This repository contains analysis scripts and notebooks for the TCGA BRCA dataset based on PAM50 subtypes.

HTML presentation with the results is here.

Controls:

• F to go fullscreen
• Esc to exit
• Arrows, Space, or Mouse wheel to navigate
• G then 1/{n of slide} to go to specific slide

HTSeq-FPKM-UQ data from here was used. PAM50 metadata from (Lehmann et al., 2016).

To install the required packages, run:

pip install -r requirements.txt

• results/
  • feature_importance/: Contains feature importance results.
  • diff_expression/: Contains differential expression results.
  • figures/: Contains generated figures.
  • classifiers_evaluation/: Contains classifier evaluation results.
• data/
  • processed/: Contains processed data.
  • input/: Contains raw input data.
• scripts/
  • __init__.py: Initialization script for the scripts module.
  • limma.py: Script for running the limma analysis.

• 00_preprocessing.ipynb / 00_preprocessing.py:
  • Purpose: Preprocesses the TCGA-BRCA dataset.
  • Steps:
    • Loads and merges data tables.
    • Converts Ensembl IDs to gene names.
    • Filters the dataset based on mean gene expression values (across all samples).
    • Saves the filtered dataset and metadata.
• 01_differential_expression.ipynb / 01_differential_expression.py:
  • Purpose: Performs differential expression (DE) analysis.
  • Steps:
    • Creates experiment input files for each PAM50 subtype.
    • Runs the limma analysis for each experiment using scripts/limma.py.
    • Visualizes and describes DEGs using volcano plots.
• 02_dimension_reduction.ipynb / 02_dimension_reduction.py:
  • Purpose: Reduces the dimensions of the dataset and visualizes it.
  • Steps:
    • Applies PCA, t-SNE, and UMAP for dimension reduction.
    • Visualizes the results using scatter plots.
    • Creates subsets of the dataset based on top variable genes and DEGs.
• 03_classifier.ipynb / 03_classifier.py:
  • Purpose: Implements and evaluates classifiers for breast cancer subtypes.
  • Steps:
    • Trains and evaluates multiple classifiers (e.g., GradientBoosting, SVM, Random Forest).
    • Tunes hyperparameters for top classifiers.
    • Evaluates feature importance using various methods (e.g., impurity, permutation, SHAP).
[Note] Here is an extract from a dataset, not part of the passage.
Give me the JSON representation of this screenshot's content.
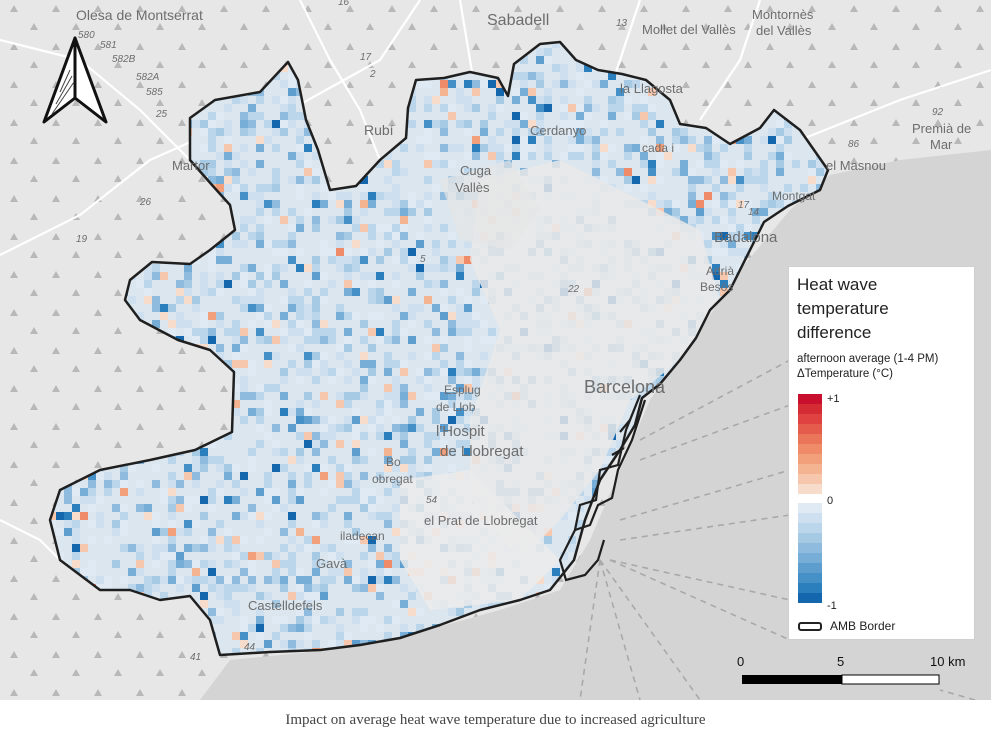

1. Differential Expression Analysis:
   • Significant differentially expressed genes (DEGs) were identified when comparing each breast cancer subtype to healthy samples, with Luminal B showing the highest number of DEGs (24.19%) and Luminal A the lowest (17.25%).
   • Significant differentially expressed genes (DEGs) were identified when comparing each breast cancer subtype to other subtypes combined, with Basal-like showing the highest number of DEGs (14.46%) and Normal-like the lowest (0.58%).
2. Dimension Reduction and Visualization:
   • PCA combined with t-SNE provided the best clustering of PAM50 subtypes, while UMAP captured global tendencies better than t-SNE alone.
3. Classifier Performance:
   • Random Forest with 100 estimators was chosen for its balance of performance and computational efficiency, achieving an accuracy of 86% and high precision and recall for most subtypes.
   • Most of key genes identified through feature importance analysis were found to be biologically relevant and associated with breast cancer prognosis and treatment response.